Verseon has started dosing of its lead blood thinner candidate VE-1902 in a phase 1 trial held in healthy volunteers at Nucleus Network in Melbourne, Australia.
The early-stage trial will study safety, pharmacokinetics, and pharmacodynamics of VE-1902 in 100-120 participants. The blood thinner is the first PRrecision Oral AntiCoagulant (PROAC) of the US-based pharma company to enter into clinical development.
Verseon said that PROACs during preclinical testing demonstrated a unique combination of efficacy with lower bleeding. It further said that PROACs, in particular, have shown the ability to stop the formation of blood clots without disrupting the function of platelets.

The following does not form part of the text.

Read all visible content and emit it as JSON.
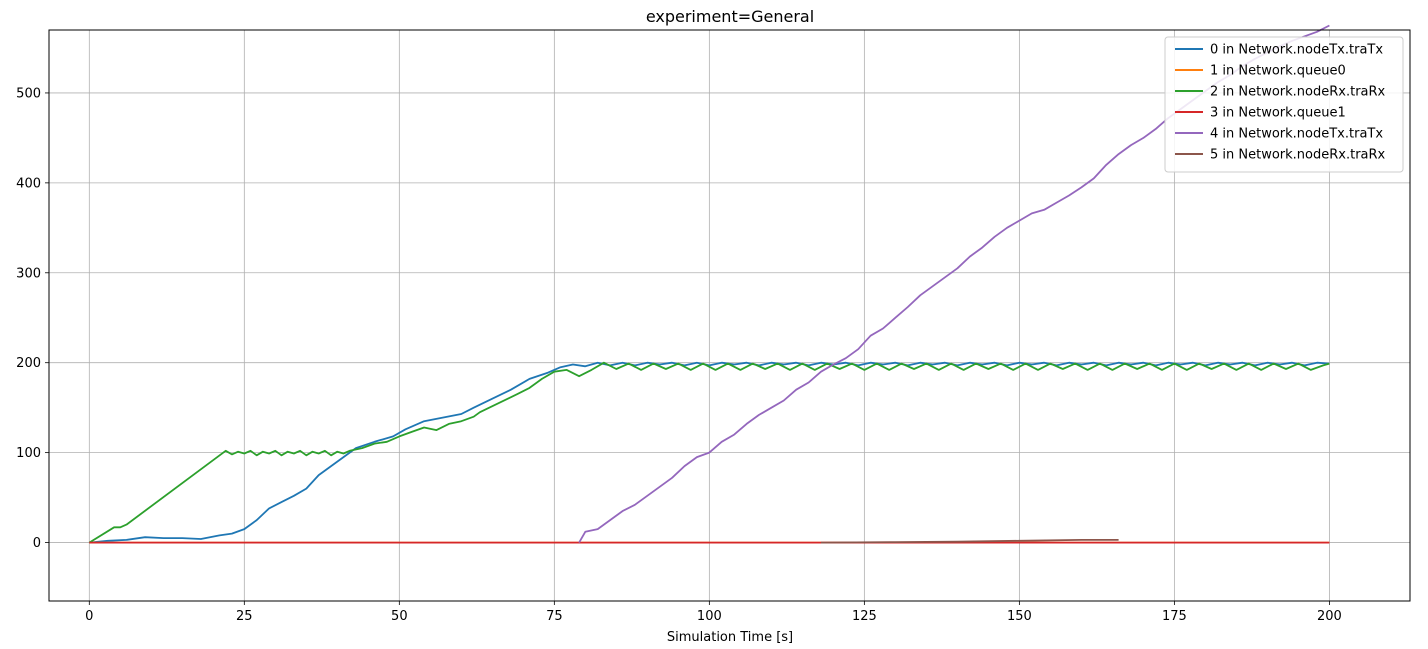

The company said that the preclinical data indicate that PROACs could turn out to be the first anticoagulants that can be used for long-term co-administration with antiplatelet agents for preventing stroke and heart attack in coronary artery disease (CAD) patients.
According to the clinical-stage company, VE-1902 was well-tolerated in regulatory toxicity studies and had shown low renal clearance, which is a desirable property for patients with impaired kidney function.

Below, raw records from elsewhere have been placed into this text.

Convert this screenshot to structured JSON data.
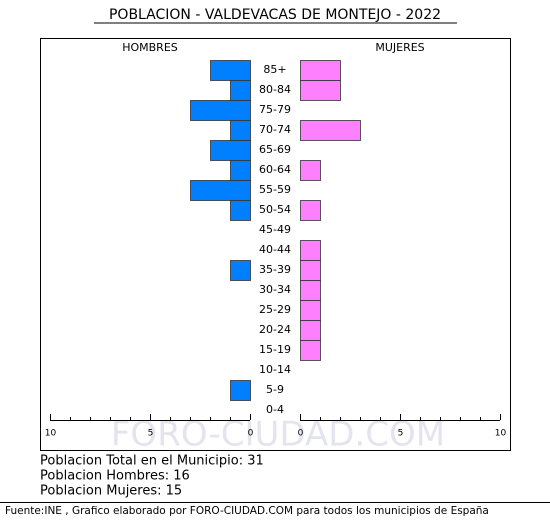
{
  "chart_data": {
    "type": "pyramid",
    "title": "POBLACION - VALDEVACAS DE MONTEJO - 2022",
    "watermark": "FORO-CIUDAD.COM",
    "categories": [
      "85+",
      "80-84",
      "75-79",
      "70-74",
      "65-69",
      "60-64",
      "55-59",
      "50-54",
      "45-49",
      "40-44",
      "35-39",
      "30-34",
      "25-29",
      "20-24",
      "15-19",
      "10-14",
      "5-9",
      "0-4"
    ],
    "series": [
      {
        "name": "HOMBRES",
        "color": "#0080ff",
        "values": [
          2,
          1,
          3,
          1,
          2,
          1,
          3,
          1,
          0,
          0,
          1,
          0,
          0,
          0,
          0,
          0,
          1,
          0
        ]
      },
      {
        "name": "MUJERES",
        "color": "#ff80ff",
        "values": [
          2,
          2,
          0,
          3,
          0,
          1,
          0,
          1,
          0,
          1,
          1,
          1,
          1,
          1,
          1,
          0,
          0,
          0
        ]
      }
    ],
    "xlim": [
      0,
      10
    ],
    "xticks": [
      0,
      5,
      10
    ]
  },
  "stats": [
    "Poblacion Total en el Municipio: 31",
    "Poblacion Hombres: 16",
    "Poblacion Mujeres: 15"
  ],
  "source": "Fuente:INE , Grafico elaborado por FORO-CIUDAD.COM para todos los municipios de España"
}
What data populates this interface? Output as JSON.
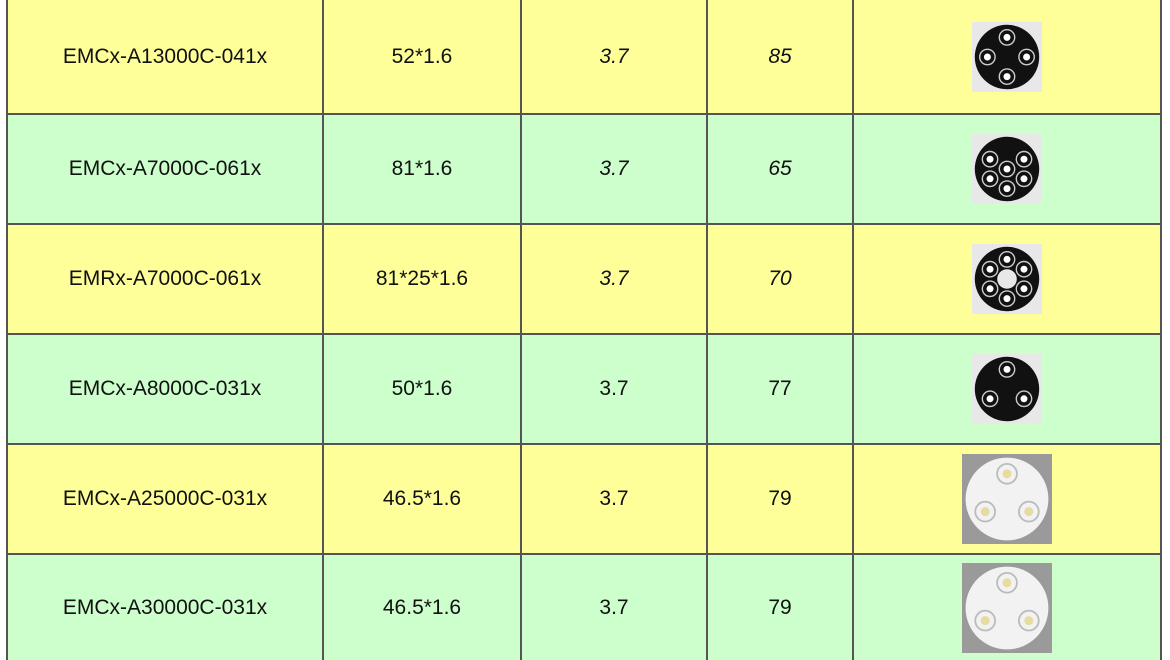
{
  "table": {
    "rows": [
      [
        "EMCx-A13000C-041x",
        "52*1.6",
        "3.7",
        "85"
      ],
      [
        "EMCx-A7000C-061x",
        "81*1.6",
        "3.7",
        "65"
      ],
      [
        "EMRx-A7000C-061x",
        "81*25*1.6",
        "3.7",
        "70"
      ],
      [
        "EMCx-A8000C-031x",
        "50*1.6",
        "3.7",
        "77"
      ],
      [
        "EMCx-A25000C-031x",
        "46.5*1.6",
        "3.7",
        "79"
      ],
      [
        "EMCx-A30000C-031x",
        "46.5*1.6",
        "3.7",
        "79"
      ]
    ]
  }
}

The phase 1 clinical trial, which is a single-center, double-blinded, randomized, placebo-controlled study, will also evaluate the tolerability, and composite hemostatic profile of the company’s lead candidate.
Secondary endpoints of the trial will evaluate VE-1902’s pharmacokinetic and pharmacodynamic profiles.

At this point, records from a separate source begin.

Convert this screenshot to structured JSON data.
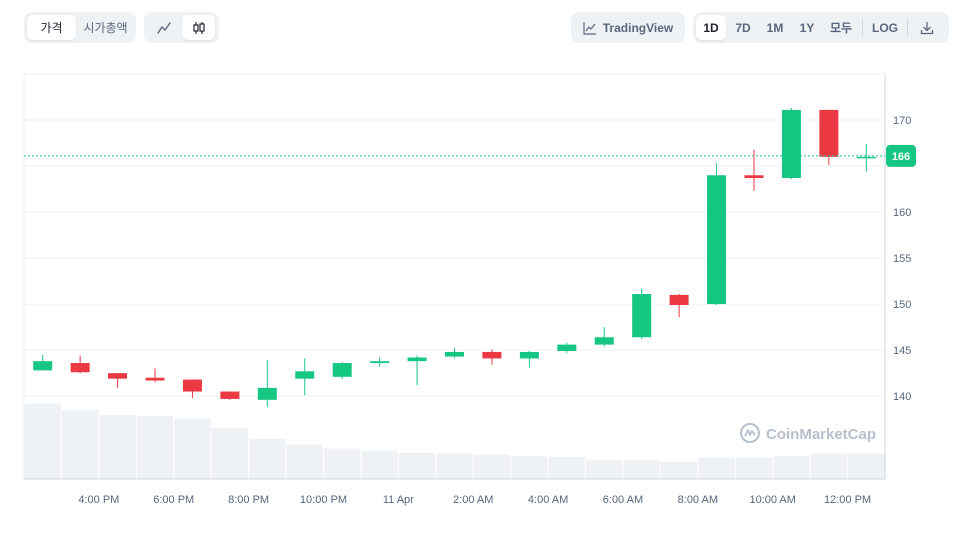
{
  "toolbar": {
    "type_tabs": [
      {
        "label": "가격",
        "active": true
      },
      {
        "label": "시가총액",
        "active": false
      }
    ],
    "chart_modes": [
      {
        "icon": "line-chart-icon",
        "active": false
      },
      {
        "icon": "candlestick-icon",
        "active": true
      }
    ],
    "tradingview_label": "TradingView",
    "ranges": [
      {
        "label": "1D",
        "active": true
      },
      {
        "label": "7D",
        "active": false
      },
      {
        "label": "1M",
        "active": false
      },
      {
        "label": "1Y",
        "active": false
      },
      {
        "label": "모두",
        "active": false
      }
    ],
    "log_label": "LOG",
    "download_icon": "download-icon"
  },
  "watermark": "CoinMarketCap",
  "colors": {
    "up": "#16c784",
    "down": "#ea3943",
    "current_price_badge": "#16c784",
    "volume": "#eff2f5",
    "grid": "#eff2f5"
  },
  "chart_data": {
    "type": "candlestick",
    "current_price_label": "166",
    "current_price": 166.1,
    "ylim": [
      131,
      175
    ],
    "y_ticks": [
      140,
      145,
      150,
      155,
      160,
      165,
      170
    ],
    "y_tick_labels": [
      "140",
      "145",
      "150",
      "155",
      "160",
      "",
      "170"
    ],
    "x_tick_labels": [
      "4:00 PM",
      "6:00 PM",
      "8:00 PM",
      "10:00 PM",
      "11 Apr",
      "2:00 AM",
      "4:00 AM",
      "6:00 AM",
      "8:00 AM",
      "10:00 AM",
      "12:00 PM"
    ],
    "x_tick_candle_index": [
      1,
      3,
      5,
      7,
      9,
      11,
      13,
      15,
      17,
      19,
      21
    ],
    "candles": [
      {
        "o": 142.8,
        "h": 144.5,
        "l": 142.8,
        "c": 143.8
      },
      {
        "o": 143.6,
        "h": 144.4,
        "l": 142.5,
        "c": 142.6
      },
      {
        "o": 142.5,
        "h": 142.5,
        "l": 140.9,
        "c": 141.9
      },
      {
        "o": 142.0,
        "h": 143.0,
        "l": 141.5,
        "c": 141.7
      },
      {
        "o": 141.8,
        "h": 141.8,
        "l": 139.8,
        "c": 140.5
      },
      {
        "o": 140.5,
        "h": 140.5,
        "l": 139.6,
        "c": 139.7
      },
      {
        "o": 139.6,
        "h": 143.9,
        "l": 138.8,
        "c": 140.9
      },
      {
        "o": 141.9,
        "h": 144.1,
        "l": 140.1,
        "c": 142.7
      },
      {
        "o": 142.1,
        "h": 143.7,
        "l": 141.9,
        "c": 143.6
      },
      {
        "o": 143.6,
        "h": 144.2,
        "l": 143.2,
        "c": 143.8
      },
      {
        "o": 143.8,
        "h": 144.4,
        "l": 141.2,
        "c": 144.2
      },
      {
        "o": 144.3,
        "h": 145.2,
        "l": 144.1,
        "c": 144.8
      },
      {
        "o": 144.8,
        "h": 145.1,
        "l": 143.4,
        "c": 144.1
      },
      {
        "o": 144.1,
        "h": 144.9,
        "l": 143.1,
        "c": 144.8
      },
      {
        "o": 144.9,
        "h": 145.8,
        "l": 144.7,
        "c": 145.6
      },
      {
        "o": 145.6,
        "h": 147.5,
        "l": 145.4,
        "c": 146.4
      },
      {
        "o": 146.4,
        "h": 151.7,
        "l": 146.2,
        "c": 151.1
      },
      {
        "o": 151.0,
        "h": 151.1,
        "l": 148.6,
        "c": 149.9
      },
      {
        "o": 150.0,
        "h": 165.3,
        "l": 149.9,
        "c": 164.0
      },
      {
        "o": 164.0,
        "h": 166.8,
        "l": 162.3,
        "c": 163.7
      },
      {
        "o": 163.7,
        "h": 171.3,
        "l": 163.6,
        "c": 171.1
      },
      {
        "o": 171.1,
        "h": 171.1,
        "l": 165.1,
        "c": 166.0
      },
      {
        "o": 166.0,
        "h": 167.4,
        "l": 164.4,
        "c": 166.0
      }
    ],
    "volume_relative": [
      0.92,
      0.84,
      0.78,
      0.77,
      0.74,
      0.62,
      0.49,
      0.42,
      0.37,
      0.34,
      0.32,
      0.31,
      0.3,
      0.28,
      0.27,
      0.23,
      0.23,
      0.21,
      0.26,
      0.26,
      0.28,
      0.31,
      0.31
    ]
  }
}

The phase 1 trial of the PROAC will include daily-once oral dosing in two stages. The first will be a single ascending dose stage with a food effect cohort while the other will be a multiple ascending dose stage with seven-day repeat dosing.
Verseon expects to continue dosing patients with Verseon PROAC through Q3 2019 with first results expected to come out in the fourth quarter of this year.
Verseon R&D VP David Kita said: “The start of subject dosing is an exciting milestone for Verseon.
“PROACs have the potential to change the standard of care for millions of CAD patients who would benefit from long-term combination therapy with antiplatelet drugs. We look forward to the results of VE-1902 in this first-in-human trial.”
Verseon expects another of its PROACs to enter into clinic development this year.